PRÓLOGO
por Martín Pittaluga
Conozco pocos hombres con tantos amigos y, además, verdaderos. Fernando es constructor de amistades, ayudador incansable y espíritu siempre presente.
La primera vez que lo vi, bajaba de un ómnibus que lo traía de Buenos Aires a Mendoza. Era el invierno del año 1987. Parecía un púber perdido en los Andes, cansado aunque luminoso, con sus anteojos de miope y una sonrisa imperfecta, torcida.
La sensación que me dio fue que íbamos a ser inseparables amigos. Y lo somos.
Trocca es el aristócrata del mundo de las cocinas. Dandy posmoderno, cuidadoso hasta en los mínimos detalles interiores y exteriores de la vida y del ser humano. Maestro incansable, educador de muchas generaciones de cocineros, es además uno de los mejores representantes de la cocina latinoamericana. Es el embajador desinteresado y puente entre muchos otros cocineros del mundo.

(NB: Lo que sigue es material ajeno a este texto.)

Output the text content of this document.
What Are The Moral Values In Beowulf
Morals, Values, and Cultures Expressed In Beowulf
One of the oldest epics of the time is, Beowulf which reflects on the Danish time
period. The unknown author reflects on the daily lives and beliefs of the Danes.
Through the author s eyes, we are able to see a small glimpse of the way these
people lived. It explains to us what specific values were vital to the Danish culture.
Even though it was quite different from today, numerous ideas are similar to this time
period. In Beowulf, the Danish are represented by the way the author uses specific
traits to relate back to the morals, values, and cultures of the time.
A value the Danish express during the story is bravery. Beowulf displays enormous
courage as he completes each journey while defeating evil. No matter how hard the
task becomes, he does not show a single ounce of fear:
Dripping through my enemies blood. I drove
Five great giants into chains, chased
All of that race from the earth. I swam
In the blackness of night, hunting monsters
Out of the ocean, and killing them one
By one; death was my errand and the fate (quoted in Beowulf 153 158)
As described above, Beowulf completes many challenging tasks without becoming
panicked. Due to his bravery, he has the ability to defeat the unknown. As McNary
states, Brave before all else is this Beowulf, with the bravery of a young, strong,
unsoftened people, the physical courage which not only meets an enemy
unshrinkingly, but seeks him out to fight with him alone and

fEs generoso y metódico, con un talento sin límites para sintetizar los elogios: un líder, influenciador de cocineros, y a mi modo de ver, el más fino intérprete de las distintas facetas de la cocina del sur.
Tiene un estilo particular, y muchas veces, a nosotros, los otros, nos cuesta entender cómo unas manitos tan gruesas, casi deformes por la gloria del trabajo, logran tanta perfección y, pecando de cursi, “amor” en sus platos.
Finalmente llega su libro, tan esperado por todos. El del cocinero que respeto y del que aprendí y copié más versos. Parafraseando al poeta cubano Retamar, diríamos que Fernando Trocca es un cocinero, un artesano único, creador con “hambre de belleza”.